For small experiments that include e.g. only 1 excel file, the overview can be given in the first tab sheet of the excel file.
For data processing, use the tab sheets in Excel (as many as needed) and give them a clear name.
Do not only keep data from trials that went well, also keep data from failed trials or exploratory trials. Always add a conclusion to these files to describe the lessons learned. These trials may be of interest for researchers working on the same topic after you.
Subfolder for project administration.
Subfolder for project meetings (powerpoint presentations, meeting reports, …).
Subfolder for project output. This will be a working folder, finalised papers, presentations for conferences,… can be moved to the appropriate general folder.
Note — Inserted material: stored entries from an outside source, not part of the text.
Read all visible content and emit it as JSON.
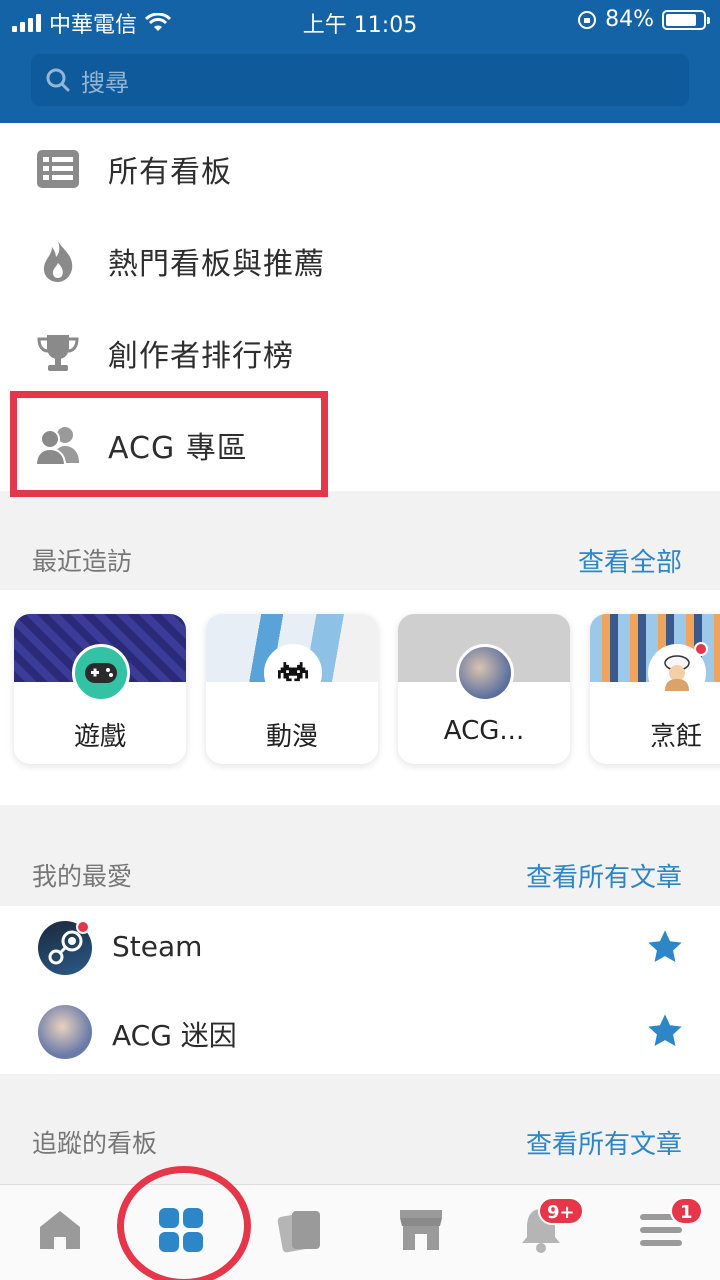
{
  "status_bar": {
    "carrier": "中華電信",
    "time": "上午 11:05",
    "battery": "84%",
    "battery_level": 0.84
  },
  "search": {
    "placeholder": "搜尋"
  },
  "menu": {
    "all_boards": "所有看板",
    "hot_boards": "熱門看板與推薦",
    "creator_rank": "創作者排行榜",
    "acg_zone": "ACG 專區"
  },
  "recent": {
    "title": "最近造訪",
    "link": "查看全部",
    "items": [
      {
        "name": "遊戲"
      },
      {
        "name": "動漫"
      },
      {
        "name": "ACG..."
      },
      {
        "name": "烹飪"
      }
    ]
  },
  "favorites": {
    "title": "我的最愛",
    "link": "查看所有文章",
    "items": [
      {
        "name": "Steam"
      },
      {
        "name": "ACG 迷因"
      }
    ]
  },
  "followed": {
    "title": "追蹤的看板",
    "link": "查看所有文章"
  },
  "bottom_nav": {
    "notifications_badge": "9+",
    "menu_badge": "1"
  },
  "colors": {
    "header": "#1563a7",
    "accent": "#2d86c8",
    "highlight": "#e5364a"
  }
}
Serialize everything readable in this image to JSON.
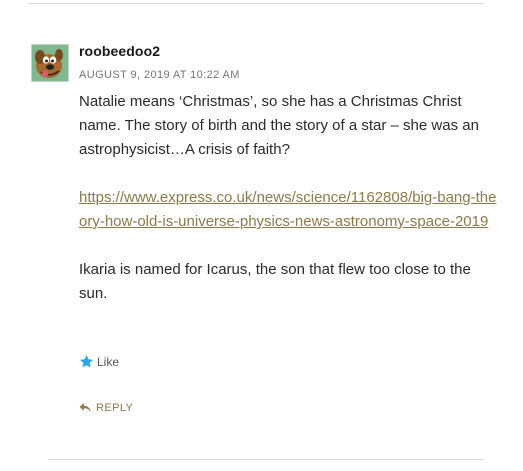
{
  "comment": {
    "author": "roobeedoo2",
    "date": "AUGUST 9, 2019 AT 10:22 AM",
    "paragraph1": "Natalie means ‘Christmas’, so she has a Christmas Christ name. The story of birth and the story of a star – she was an astrophysicist…A crisis of faith?",
    "link": "https://www.express.co.uk/news/science/1162808/big-bang-theory-how-old-is-universe-physics-news-astronomy-space-2019",
    "paragraph3": "Ikaria is named for Icarus, the son that flew too close to the sun."
  },
  "actions": {
    "like_label": "Like",
    "reply_label": "REPLY"
  },
  "icons": {
    "avatar": "avatar-image",
    "like": "star-icon",
    "reply": "reply-arrow-icon"
  },
  "colors": {
    "link": "#8a7a4c",
    "star": "#2ea3f2",
    "meta": "#767676"
  }
}
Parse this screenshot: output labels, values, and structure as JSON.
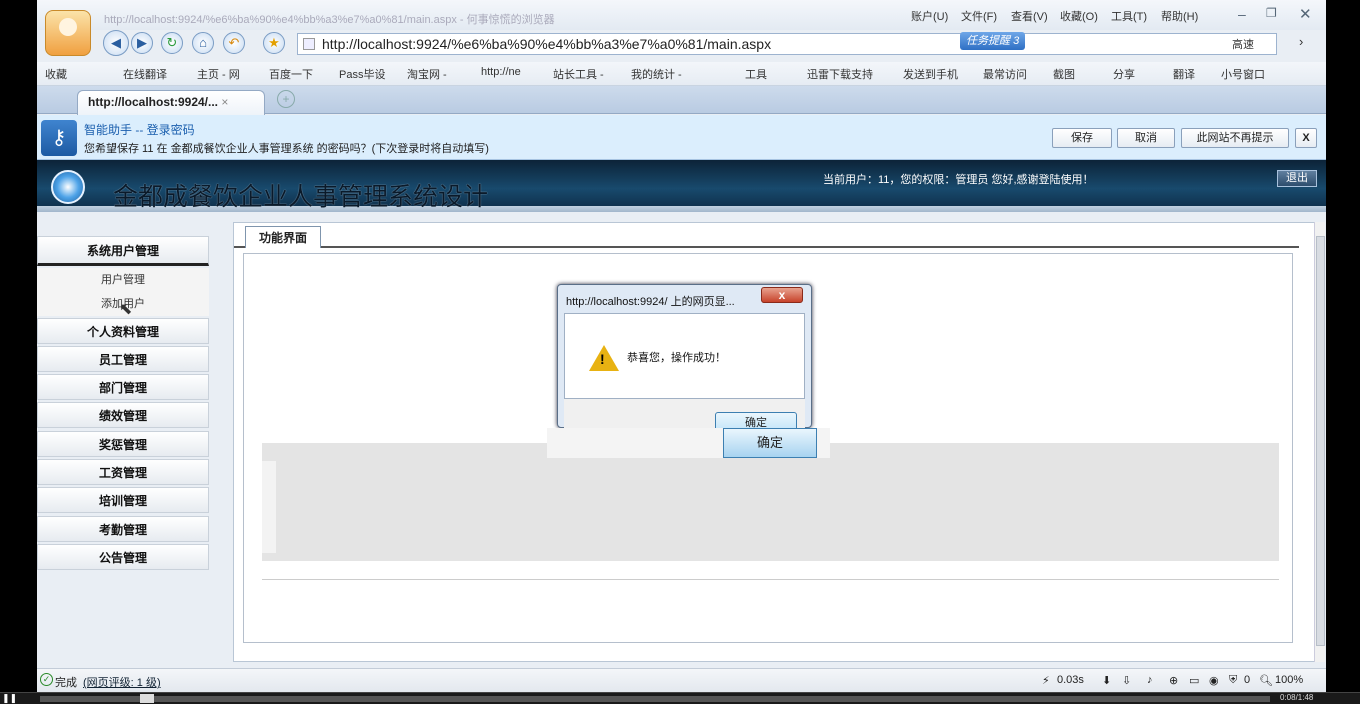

Subfolder Data Management Plan
2.4. Designing a Tidy data set
Very often, a lot of effort is required to get data into a good shape ready for analysis. After Wickham (2014), we call well-structured data tidy data. Tidy datasets are easy to manipulate, model and visualise. So there is a high return on investment.
- The tidy data framework offers a coherent rationale to organise the data. It is based on three simple principles only:
each variable is a column,
each observation is a row, and
each type of observational unit is a table.
The framework makes it easy to tidy messy datasets. Yet, some exercise is necessary to master the principles. Inspired on Wickham (2014), the presentation illustrates the main ideas. What can go wrong and how to solve it. You can find examples of tidy data sets here.
Wickham, H. 2014 Tidy data. Journal of Statistical Software, 59 (10), 23.
2.5. Archiving projects (Permanent storage)
Data from finished projects (link to Personal data) should be archived on a permanent drive at ILVO, and whenever possible it is encouraged to archive the data on a publicly accessible generic (e.g., Zenodo, figshare, …) or a field-specific repository (check out this overview).